His ambition was stirred. So much so that going back to the Bulldogs presented a whole new challenge; Buckley was no longer guessing about where he wanted to get, he knew he wanted to make it back to the GIANTS and felt confident he could get there. “It was such an unexpected thing to happen for me, and I went through so many different feelings. I remember feeling nervous the first time I went to the club, not knowing how it would be, to running around in circles in my first game not picking up the ball movement, to starting to feel more comfortable and feeling a connection with the club. They’d mention my name in team meetings and they treated me like I was one of them and like I had a real part to play,” Buckley said.

“I went back to my local club wanting to pay them back for everything they’d done for me, but it was frustrating for sure. My attitude wasn’t right, and I didn’t play that well. It was the first time my coach had to say to me ‘you can do better than this,’ and I thought to myself, ‘he’s right.’ It kind of taught me how to respond well and how important it is to put in the same sort of effort and leave everything out there no matter where you are and what level you’re at.

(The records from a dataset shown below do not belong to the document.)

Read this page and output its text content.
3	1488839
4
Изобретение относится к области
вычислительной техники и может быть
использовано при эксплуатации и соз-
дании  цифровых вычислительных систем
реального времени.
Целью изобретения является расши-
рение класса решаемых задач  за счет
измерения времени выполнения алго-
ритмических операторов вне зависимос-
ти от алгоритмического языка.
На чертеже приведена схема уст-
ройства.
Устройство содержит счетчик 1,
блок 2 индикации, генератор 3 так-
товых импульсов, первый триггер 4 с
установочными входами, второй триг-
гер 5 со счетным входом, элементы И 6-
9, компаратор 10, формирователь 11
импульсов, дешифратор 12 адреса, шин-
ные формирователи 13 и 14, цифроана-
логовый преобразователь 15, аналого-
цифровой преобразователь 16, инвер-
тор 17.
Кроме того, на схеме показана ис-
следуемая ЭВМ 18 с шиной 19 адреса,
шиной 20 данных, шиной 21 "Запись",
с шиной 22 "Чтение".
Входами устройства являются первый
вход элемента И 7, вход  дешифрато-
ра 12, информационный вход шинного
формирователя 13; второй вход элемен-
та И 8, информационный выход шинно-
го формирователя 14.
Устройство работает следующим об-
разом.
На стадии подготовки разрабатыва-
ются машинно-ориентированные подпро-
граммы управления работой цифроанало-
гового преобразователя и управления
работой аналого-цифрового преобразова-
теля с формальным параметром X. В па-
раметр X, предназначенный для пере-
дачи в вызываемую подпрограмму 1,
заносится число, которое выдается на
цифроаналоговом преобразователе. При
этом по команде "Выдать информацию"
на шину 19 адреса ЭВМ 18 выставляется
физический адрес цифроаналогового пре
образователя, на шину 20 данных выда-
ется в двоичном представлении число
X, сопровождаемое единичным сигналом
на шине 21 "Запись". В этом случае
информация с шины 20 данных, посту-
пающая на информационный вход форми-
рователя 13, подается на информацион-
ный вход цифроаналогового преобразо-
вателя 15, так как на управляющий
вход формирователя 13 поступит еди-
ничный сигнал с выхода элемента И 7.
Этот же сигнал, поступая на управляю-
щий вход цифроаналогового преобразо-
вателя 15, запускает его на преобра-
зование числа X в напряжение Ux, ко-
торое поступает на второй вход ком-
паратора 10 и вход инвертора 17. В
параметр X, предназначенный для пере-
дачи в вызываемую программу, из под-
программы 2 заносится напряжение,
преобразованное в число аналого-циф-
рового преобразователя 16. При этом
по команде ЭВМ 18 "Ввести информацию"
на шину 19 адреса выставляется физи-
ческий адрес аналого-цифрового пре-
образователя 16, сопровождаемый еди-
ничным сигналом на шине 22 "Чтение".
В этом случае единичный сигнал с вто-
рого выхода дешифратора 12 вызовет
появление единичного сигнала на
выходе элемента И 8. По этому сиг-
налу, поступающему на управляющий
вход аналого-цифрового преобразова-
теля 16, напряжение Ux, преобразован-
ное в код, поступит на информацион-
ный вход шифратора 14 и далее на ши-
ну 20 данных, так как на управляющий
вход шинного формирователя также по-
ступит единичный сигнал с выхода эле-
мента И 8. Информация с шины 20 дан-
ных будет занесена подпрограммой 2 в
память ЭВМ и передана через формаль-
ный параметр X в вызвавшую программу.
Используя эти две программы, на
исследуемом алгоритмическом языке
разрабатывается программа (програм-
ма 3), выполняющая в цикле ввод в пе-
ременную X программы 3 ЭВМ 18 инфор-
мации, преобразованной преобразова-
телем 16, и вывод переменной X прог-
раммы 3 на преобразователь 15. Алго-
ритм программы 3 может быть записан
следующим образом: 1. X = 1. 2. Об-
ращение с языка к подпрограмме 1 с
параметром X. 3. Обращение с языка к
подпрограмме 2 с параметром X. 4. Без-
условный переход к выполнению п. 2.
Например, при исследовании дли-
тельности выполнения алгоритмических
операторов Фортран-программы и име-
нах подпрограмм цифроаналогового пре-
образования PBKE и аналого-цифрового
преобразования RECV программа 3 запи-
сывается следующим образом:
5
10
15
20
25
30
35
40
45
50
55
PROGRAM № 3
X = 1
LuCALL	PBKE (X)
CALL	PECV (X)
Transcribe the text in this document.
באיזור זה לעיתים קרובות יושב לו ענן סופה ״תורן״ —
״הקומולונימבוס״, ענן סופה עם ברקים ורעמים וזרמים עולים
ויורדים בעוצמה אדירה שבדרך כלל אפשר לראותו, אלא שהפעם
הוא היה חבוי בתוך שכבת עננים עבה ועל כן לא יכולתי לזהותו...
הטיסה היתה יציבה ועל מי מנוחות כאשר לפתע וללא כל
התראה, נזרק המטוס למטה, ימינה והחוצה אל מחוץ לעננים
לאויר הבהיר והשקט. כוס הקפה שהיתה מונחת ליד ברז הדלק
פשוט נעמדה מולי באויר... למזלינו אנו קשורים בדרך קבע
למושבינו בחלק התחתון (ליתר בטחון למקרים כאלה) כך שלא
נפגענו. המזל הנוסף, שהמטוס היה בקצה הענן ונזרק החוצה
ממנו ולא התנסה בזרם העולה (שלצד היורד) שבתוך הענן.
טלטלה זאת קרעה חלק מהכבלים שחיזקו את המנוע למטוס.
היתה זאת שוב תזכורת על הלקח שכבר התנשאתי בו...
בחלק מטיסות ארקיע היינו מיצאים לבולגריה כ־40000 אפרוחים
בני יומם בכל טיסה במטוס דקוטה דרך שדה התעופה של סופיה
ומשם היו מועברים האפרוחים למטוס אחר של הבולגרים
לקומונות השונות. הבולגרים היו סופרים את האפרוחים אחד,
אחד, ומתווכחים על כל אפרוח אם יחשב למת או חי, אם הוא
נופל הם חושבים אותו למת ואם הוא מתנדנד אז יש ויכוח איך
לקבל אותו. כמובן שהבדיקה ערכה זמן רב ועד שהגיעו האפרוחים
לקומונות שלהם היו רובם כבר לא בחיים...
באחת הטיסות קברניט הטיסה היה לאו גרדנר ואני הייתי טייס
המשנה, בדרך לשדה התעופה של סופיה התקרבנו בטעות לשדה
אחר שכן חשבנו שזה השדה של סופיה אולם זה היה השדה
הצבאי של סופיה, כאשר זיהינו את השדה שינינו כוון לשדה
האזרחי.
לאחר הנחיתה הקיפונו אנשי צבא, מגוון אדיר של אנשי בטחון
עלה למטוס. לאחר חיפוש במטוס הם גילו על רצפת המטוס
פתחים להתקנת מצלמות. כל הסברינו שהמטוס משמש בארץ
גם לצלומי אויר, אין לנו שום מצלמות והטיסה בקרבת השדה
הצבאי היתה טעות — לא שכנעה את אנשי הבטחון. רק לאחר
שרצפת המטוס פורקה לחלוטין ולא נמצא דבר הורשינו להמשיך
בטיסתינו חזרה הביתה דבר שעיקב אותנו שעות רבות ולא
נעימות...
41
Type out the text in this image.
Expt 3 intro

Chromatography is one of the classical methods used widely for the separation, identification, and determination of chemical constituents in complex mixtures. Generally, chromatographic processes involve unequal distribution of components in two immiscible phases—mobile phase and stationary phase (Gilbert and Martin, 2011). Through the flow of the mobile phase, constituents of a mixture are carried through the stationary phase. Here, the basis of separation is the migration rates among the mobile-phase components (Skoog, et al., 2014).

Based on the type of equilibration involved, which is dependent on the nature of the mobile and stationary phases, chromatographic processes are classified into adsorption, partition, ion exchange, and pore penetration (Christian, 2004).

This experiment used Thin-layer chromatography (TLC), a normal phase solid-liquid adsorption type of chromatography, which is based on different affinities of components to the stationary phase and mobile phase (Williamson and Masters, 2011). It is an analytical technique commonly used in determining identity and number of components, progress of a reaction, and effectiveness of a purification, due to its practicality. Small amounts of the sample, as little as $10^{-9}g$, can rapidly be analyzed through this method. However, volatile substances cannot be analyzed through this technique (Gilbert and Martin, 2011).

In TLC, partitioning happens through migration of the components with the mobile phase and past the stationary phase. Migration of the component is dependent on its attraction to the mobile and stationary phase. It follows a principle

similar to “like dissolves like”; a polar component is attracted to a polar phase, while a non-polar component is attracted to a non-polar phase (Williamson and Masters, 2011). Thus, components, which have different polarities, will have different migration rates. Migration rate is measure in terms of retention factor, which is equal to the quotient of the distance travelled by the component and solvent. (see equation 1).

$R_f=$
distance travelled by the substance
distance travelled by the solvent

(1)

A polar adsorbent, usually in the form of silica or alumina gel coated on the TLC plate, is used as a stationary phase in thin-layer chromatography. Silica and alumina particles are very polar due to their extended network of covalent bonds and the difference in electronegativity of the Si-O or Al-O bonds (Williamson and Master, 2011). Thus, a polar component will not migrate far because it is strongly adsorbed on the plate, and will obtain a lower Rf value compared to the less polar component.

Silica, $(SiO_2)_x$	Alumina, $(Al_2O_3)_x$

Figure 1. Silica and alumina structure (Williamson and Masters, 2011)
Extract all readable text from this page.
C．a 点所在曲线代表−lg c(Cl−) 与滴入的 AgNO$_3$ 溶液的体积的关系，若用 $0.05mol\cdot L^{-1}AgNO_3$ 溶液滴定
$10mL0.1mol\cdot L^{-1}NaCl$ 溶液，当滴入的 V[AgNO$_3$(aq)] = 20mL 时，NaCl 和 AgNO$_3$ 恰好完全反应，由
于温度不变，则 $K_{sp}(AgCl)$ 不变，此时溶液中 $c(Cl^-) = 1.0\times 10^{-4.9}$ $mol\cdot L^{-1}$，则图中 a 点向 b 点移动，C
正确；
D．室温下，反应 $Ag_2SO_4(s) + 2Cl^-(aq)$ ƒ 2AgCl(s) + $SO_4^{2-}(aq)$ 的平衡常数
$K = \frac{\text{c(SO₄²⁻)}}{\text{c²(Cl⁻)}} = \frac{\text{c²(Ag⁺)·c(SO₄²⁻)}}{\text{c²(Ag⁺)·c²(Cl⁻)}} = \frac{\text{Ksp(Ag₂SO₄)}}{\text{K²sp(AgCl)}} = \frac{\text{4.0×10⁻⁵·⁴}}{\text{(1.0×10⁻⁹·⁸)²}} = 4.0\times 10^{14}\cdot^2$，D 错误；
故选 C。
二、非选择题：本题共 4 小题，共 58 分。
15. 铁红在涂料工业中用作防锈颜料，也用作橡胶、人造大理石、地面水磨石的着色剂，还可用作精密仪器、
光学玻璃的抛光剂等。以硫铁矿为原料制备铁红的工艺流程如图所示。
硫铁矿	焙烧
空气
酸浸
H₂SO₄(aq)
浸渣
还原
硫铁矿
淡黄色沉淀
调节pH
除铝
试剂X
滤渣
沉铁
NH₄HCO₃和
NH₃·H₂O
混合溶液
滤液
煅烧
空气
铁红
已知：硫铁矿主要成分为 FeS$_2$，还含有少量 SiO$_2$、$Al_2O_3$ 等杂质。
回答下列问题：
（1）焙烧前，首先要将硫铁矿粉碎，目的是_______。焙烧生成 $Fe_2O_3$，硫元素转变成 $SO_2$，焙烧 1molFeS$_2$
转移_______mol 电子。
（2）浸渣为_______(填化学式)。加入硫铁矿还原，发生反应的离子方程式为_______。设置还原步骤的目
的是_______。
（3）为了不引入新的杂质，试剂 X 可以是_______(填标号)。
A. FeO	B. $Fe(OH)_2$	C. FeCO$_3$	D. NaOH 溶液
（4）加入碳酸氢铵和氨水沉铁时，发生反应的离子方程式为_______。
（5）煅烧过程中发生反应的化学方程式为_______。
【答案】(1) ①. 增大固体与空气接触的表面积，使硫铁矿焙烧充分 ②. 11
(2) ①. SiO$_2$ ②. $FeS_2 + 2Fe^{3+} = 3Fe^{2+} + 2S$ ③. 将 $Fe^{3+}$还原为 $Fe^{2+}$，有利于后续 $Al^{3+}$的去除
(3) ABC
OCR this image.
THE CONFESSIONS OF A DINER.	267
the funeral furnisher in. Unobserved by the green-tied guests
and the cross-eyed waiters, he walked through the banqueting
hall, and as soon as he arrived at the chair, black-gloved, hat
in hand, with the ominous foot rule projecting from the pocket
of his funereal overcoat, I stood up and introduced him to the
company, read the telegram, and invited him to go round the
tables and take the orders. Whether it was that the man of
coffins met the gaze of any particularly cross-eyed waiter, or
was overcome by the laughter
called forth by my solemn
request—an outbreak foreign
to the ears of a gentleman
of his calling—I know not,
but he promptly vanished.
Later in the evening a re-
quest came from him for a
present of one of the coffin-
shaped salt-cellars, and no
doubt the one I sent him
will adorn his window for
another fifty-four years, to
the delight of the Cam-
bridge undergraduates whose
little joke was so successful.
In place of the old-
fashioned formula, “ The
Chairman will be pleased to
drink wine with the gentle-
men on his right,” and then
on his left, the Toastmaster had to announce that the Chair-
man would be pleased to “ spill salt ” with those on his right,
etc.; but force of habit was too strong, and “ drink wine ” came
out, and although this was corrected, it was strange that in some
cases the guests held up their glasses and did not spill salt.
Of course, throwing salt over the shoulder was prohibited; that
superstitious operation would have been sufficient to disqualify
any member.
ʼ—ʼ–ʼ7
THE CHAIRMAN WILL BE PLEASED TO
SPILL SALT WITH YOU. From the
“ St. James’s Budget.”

He’s the one who helped get me to the GIANTS and then when I came back he helped remind me to use all the things that I’d learned. 

“That conversation got me going again, and just reminded me how you can’t wait for anything to happen, you’ve got to go and do it. I didn’t think I was ready for the NEAFL when I got here, but everything is here for you to use, all you have to do is make sure you use it, be professional and be intense. I was so fresh and I tried not to expect too much out of it, but in the end I couldn’t help it and to eventually get a win and walk off after the game feeling like I’d actually contributed, it was such a good feeling. It was, ‘OK, I really need to keep going now, and take the next step.’ The one thing I knew by the end of it was that I really didn’t want to leave. So to be back here now and actually be another player on the list, it’s the best feeling in the world. I want to make the most of it.”